Do końca 2004 roku łącznie jedenastu klientów Andersona nie mogło się doliczyć ponad 8 tysięcy zdeponowanych w składzie butelek o łącznej wartości 1,2 miliona dolarów. Co gorsza, prokuratorzy stanowi odnaleźli dowody na to, że między 2001 a 2004 rokiem panowie Peter Martin oraz Joseph Throckmorton sprzedali dwóm domom aukcyjnym i jednemu potężnemu hurtownikowi wina za łączną kwotę przekraczająca milion dolarów. A także, że Peter Martin, Joseph Throckmorton i Mark Anderson to jedna i ta sama osoba.

Wyrok

Grunt zaczął się Andersonowi palić pod nogami. Jesienią 2005 roku pod jego biurem ustawiały się kolejki rozwścieczonych klientów. 12 października o 11.30 przyjechał do Wines Central. Co było później, tak naprawdę nie wiadomo. W kwaterach wynajmowanych przez Andersona komisja badająca zgliszcza odnalazła palnik gazowy i szmaty nasączone benzyną. W historii przeglądarki jego komputera trafiono na strony informujące jak skonstruować bombę i użyć telefonu komórkowego do zdalnej detonacji.
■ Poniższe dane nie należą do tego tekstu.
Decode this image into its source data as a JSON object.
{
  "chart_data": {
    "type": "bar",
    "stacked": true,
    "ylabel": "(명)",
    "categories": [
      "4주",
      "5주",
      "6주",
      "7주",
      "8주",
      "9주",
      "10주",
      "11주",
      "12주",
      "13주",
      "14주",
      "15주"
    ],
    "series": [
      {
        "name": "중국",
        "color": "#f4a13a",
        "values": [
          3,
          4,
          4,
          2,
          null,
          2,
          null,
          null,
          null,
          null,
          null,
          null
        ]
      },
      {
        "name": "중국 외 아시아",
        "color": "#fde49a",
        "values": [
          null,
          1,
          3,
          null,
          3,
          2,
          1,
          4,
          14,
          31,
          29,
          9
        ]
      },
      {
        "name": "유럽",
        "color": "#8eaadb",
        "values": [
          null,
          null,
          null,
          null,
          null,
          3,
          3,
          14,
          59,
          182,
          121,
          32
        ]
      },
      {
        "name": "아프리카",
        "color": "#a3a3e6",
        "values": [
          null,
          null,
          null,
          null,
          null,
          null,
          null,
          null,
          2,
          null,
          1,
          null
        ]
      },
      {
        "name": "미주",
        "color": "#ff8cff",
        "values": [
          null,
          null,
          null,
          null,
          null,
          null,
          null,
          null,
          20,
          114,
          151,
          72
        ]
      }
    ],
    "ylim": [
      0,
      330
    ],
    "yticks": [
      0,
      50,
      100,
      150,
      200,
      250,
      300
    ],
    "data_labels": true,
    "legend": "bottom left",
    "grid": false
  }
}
Andersona aresztowano w marcu 2007 roku i postawiono mu łącznie 19 zarzutów, od podpalenia po przestępstwa podatkowe. Po dwóch latach spędzonych w Sacramento County Jail przyznał się do winy, dobrowolnie przyjmując na siebie wyrok 15 lat i 8 miesięcy więzienia. Nieco później wycofał zeznania. Dziesięć miesięcy temu, 7 lutego 2012 roku, został skazany na 27 lat więzienia i 70 milionów rekompensaty dla ofiar największej winiarskiej tragedii w historii Stanów Zjednoczonych.